Unsigned char* instead of char*

108 Views Asked by At

Why most c functions with string in param usually has definition char* and not unsigned char*? According to my understanding unsigned char* is more generic. And how to deal in situations when I have unsigned char* and need to pass to char* in correct way?

For example is it good style to call function in sample below?

unsigned char* a=...
strlen((char*)a);
2

There are 2 best solutions below

1
Elzaidir On

The standard states that :

An object declared as type char is large enough to store any member of the basic execution character set. If a member of the basic execution character set is stored in a char object, its value is guaranteed to be nonnegative. If any other character is stored in a char object, the resulting value is implementation-defined but shall be within the range of values that can be represented in that type.

char is guaranteed to be able to represent all characters as a positive number.

Moreover :

The three types char, signed char, and unsigned char are collectively called the character types. The implementation shall define char to have the same range, representation, and behavior as either signed char or unsigned char.

It is implementation defined if char is signed or not.

The type char is, thus, the type defined to be the best fit to store characters for the implementation. There are no need to cast it to an unsigned char.

Also, you say that "According to my understanding unsigned char* is more generic.". You may be referring to the fact that the sign of char is implementation defined, and using unsigned makes it more predictable across implementations. While this would be true when using it for arithmetic, the standard ensures that when using it for string and characters, the value is never negative, making it predictable across all implementations.

0
John Bollinger On

Why most c functions with string in param usually has definition char* and not unsigned char*?

Because char is the (original) data type intended for character data. Denotionally, unsigned char and signed char are for small numbers. Strings and string functions were conceived as serving needs related to character data, so they are defined in terms of type char.

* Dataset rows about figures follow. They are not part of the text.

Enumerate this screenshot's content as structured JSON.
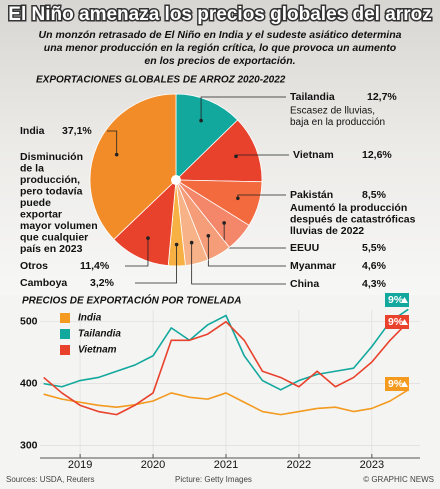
{
  "header": {
    "title": "El Niño amenaza los precios globales del arroz",
    "subtitle": [
      "Un monzón retrasado de El Niño en India y el sudeste asiático determina",
      "una menor producción en la región crítica, lo que provoca un aumento",
      "en los precios de exportación."
    ]
  },
  "chart_data": [
    {
      "type": "pie",
      "title": "EXPORTACIONES GLOBALES DE ARROZ 2020-2022",
      "categories": [
        "Tailandia",
        "Vietnam",
        "Pakistán",
        "EEUU",
        "Myanmar",
        "China",
        "Camboya",
        "Otros",
        "India"
      ],
      "values": [
        12.7,
        12.6,
        8.5,
        5.5,
        4.6,
        4.3,
        3.2,
        11.4,
        37.1
      ],
      "value_labels": [
        "12,7%",
        "12,6%",
        "8,5%",
        "5,5%",
        "4,6%",
        "4,3%",
        "3,2%",
        "11,4%",
        "37,1%"
      ],
      "colors": [
        "#13a89e",
        "#e8412c",
        "#f26a3d",
        "#f4876a",
        "#f59c78",
        "#f7b287",
        "#f7b043",
        "#e8412c",
        "#f28c28"
      ],
      "annotations": [
        [
          "Escasez de lluvias,",
          "baja en la producción"
        ],
        [
          "Aumentó la producción",
          "después de catastróficas",
          "lluvias de 2022"
        ],
        [
          "Disminución",
          "de la",
          "producción,",
          "pero todavía",
          "puede",
          "exportar",
          "mayor volumen",
          "que cualquier",
          "país en 2023"
        ]
      ]
    },
    {
      "type": "line",
      "title": "PRECIOS DE EXPORTACIÓN POR TONELADA",
      "x": [
        2018.5,
        2018.75,
        2019,
        2019.25,
        2019.5,
        2019.75,
        2020,
        2020.25,
        2020.5,
        2020.75,
        2021,
        2021.25,
        2021.5,
        2021.75,
        2022,
        2022.25,
        2022.5,
        2022.75,
        2023,
        2023.25,
        2023.5
      ],
      "xlim": [
        2018.45,
        2023.66
      ],
      "xticks": [
        2019,
        2020,
        2021,
        2022,
        2023
      ],
      "ylim": [
        280,
        535
      ],
      "yticks": [
        300,
        400,
        500
      ],
      "grid": true,
      "series": [
        {
          "name": "India",
          "color": "#f39a1f",
          "change_label": "9%",
          "values": [
            383,
            375,
            370,
            365,
            362,
            366,
            372,
            385,
            378,
            375,
            385,
            370,
            355,
            350,
            355,
            360,
            362,
            355,
            360,
            372,
            390
          ]
        },
        {
          "name": "Tailandia",
          "color": "#13a89e",
          "change_label": "9%",
          "values": [
            400,
            395,
            405,
            410,
            420,
            430,
            445,
            490,
            470,
            495,
            510,
            445,
            405,
            390,
            405,
            415,
            420,
            425,
            460,
            500,
            520
          ]
        },
        {
          "name": "Vietnam",
          "color": "#e8412c",
          "change_label": "9%",
          "values": [
            410,
            385,
            365,
            355,
            350,
            365,
            385,
            470,
            470,
            480,
            500,
            470,
            420,
            410,
            395,
            420,
            395,
            410,
            435,
            470,
            500
          ]
        }
      ]
    }
  ],
  "footer": {
    "sources": "Sources: USDA, Reuters",
    "picture": "Picture: Getty Images",
    "credit": "© GRAPHIC NEWS"
  }
}
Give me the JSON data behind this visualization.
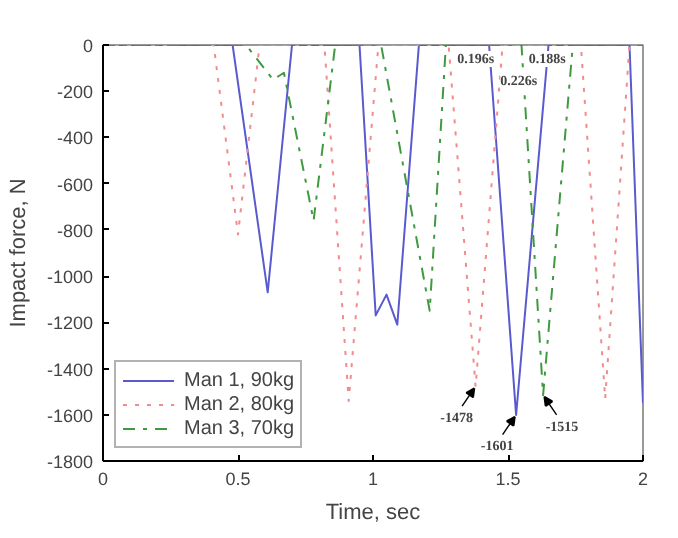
{
  "chart_data": {
    "type": "line",
    "xlabel": "Time, sec",
    "ylabel": "Impact force, N",
    "xlim": [
      0,
      2
    ],
    "ylim": [
      -1800,
      0
    ],
    "xticks": [
      0,
      0.5,
      1,
      1.5,
      2
    ],
    "yticks": [
      -1800,
      -1600,
      -1400,
      -1200,
      -1000,
      -800,
      -600,
      -400,
      -200,
      0
    ],
    "grid": false,
    "legend": "bottom left",
    "series": [
      {
        "name": "Man 1, 90kg",
        "color": "#5a5ad0",
        "line_style": "solid",
        "x": [
          0,
          0.48,
          0.61,
          0.7,
          0.95,
          1.01,
          1.05,
          1.09,
          1.17,
          1.43,
          1.53,
          1.65,
          1.95,
          2.0
        ],
        "values": [
          0,
          0,
          -1070,
          0,
          0,
          -1170,
          -1080,
          -1210,
          0,
          0,
          -1601,
          0,
          0,
          -1550
        ]
      },
      {
        "name": "Man 2, 80kg",
        "color": "#f08c8c",
        "line_style": "dotted",
        "x": [
          0,
          0.41,
          0.5,
          0.58,
          0.82,
          0.91,
          1.02,
          1.28,
          1.38,
          1.48,
          1.77,
          1.86,
          1.95,
          2.0
        ],
        "values": [
          0,
          0,
          -820,
          0,
          0,
          -1540,
          0,
          0,
          -1478,
          0,
          0,
          -1530,
          0,
          0
        ]
      },
      {
        "name": "Man 3, 70kg",
        "color": "#3f9a3f",
        "line_style": "dashdot",
        "x": [
          0,
          0.53,
          0.63,
          0.67,
          0.78,
          0.86,
          1.03,
          1.21,
          1.27,
          1.55,
          1.63,
          1.74,
          2.0
        ],
        "values": [
          0,
          0,
          -150,
          -120,
          -760,
          0,
          0,
          -1150,
          0,
          0,
          -1515,
          0,
          0
        ]
      }
    ],
    "annotations": [
      {
        "text": "-1478",
        "x": 1.38,
        "y": -1478
      },
      {
        "text": "-1601",
        "x": 1.53,
        "y": -1601
      },
      {
        "text": "-1515",
        "x": 1.63,
        "y": -1515
      },
      {
        "text": "0.196s",
        "x": 1.38,
        "y": 0
      },
      {
        "text": "0.226s",
        "x": 1.54,
        "y": 0
      },
      {
        "text": "0.188s",
        "x": 1.645,
        "y": 0
      }
    ]
  }
}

It's the semantically consistent thing to do.

According to my understanding unsigned char* is more generic.

I don't know how you got that idea. char and unsigned char (and signed char) are distinct types. C does not have any kind of subtyping, but char could be considered more generic than unsigned char in that as far as the spec is concerned, char defines only the size of objects, not their signedness. Or in that it somehow caters to the platform's native treatment and interpretation of character data, regardless of what exactly that may be. On the other hand, I don't see any case for considering unsigned char more generic than char.

C does have a generic pointer type, in the sense that there are implicit conversions in both directions between that type and all other object-pointer types. That type is spelled void *, but ancient, pre-void C code generally used char * where modern code would use void *.

And how to deal in situations when I have unsigned char* and need to pass to char* in correct way?

If you are talking specifically about string functions, then you should define your own strings as sequences of char, not of unsigned char, and thereby avoid the issue.

But if you have null-terminated byte sequences on which you want to use the string functions, even though the sequences are not inherently character in nature, then it should pretty much just work. You will need to cast the pointers, like you show in your example, but whether type char is signed or unsigned, it is valid to access unsigned char data as if it were char data (and vice versa), and these types do not have any trap representations that could interfere.

Do take care, however, for arbitrary binary data generally are not null terminated and cannot easily be converted to null-terminated form. Appending a null byte usually cannot be relied upon to help, because it is rarely safe to assume that there aren't any internal null bytes. Thus, the string functions are usually inappropriate for such data.

Or if you have functions that use char * as a generic pointer type, and you are unwilling or unable to convert them to use void * instead, and whatever your unsigned char * points to is suitable for those functions to operate on, then just do the pointer conversion on your input pointer, and get on with it. You're already assuming that the pointed to thing is acceptable.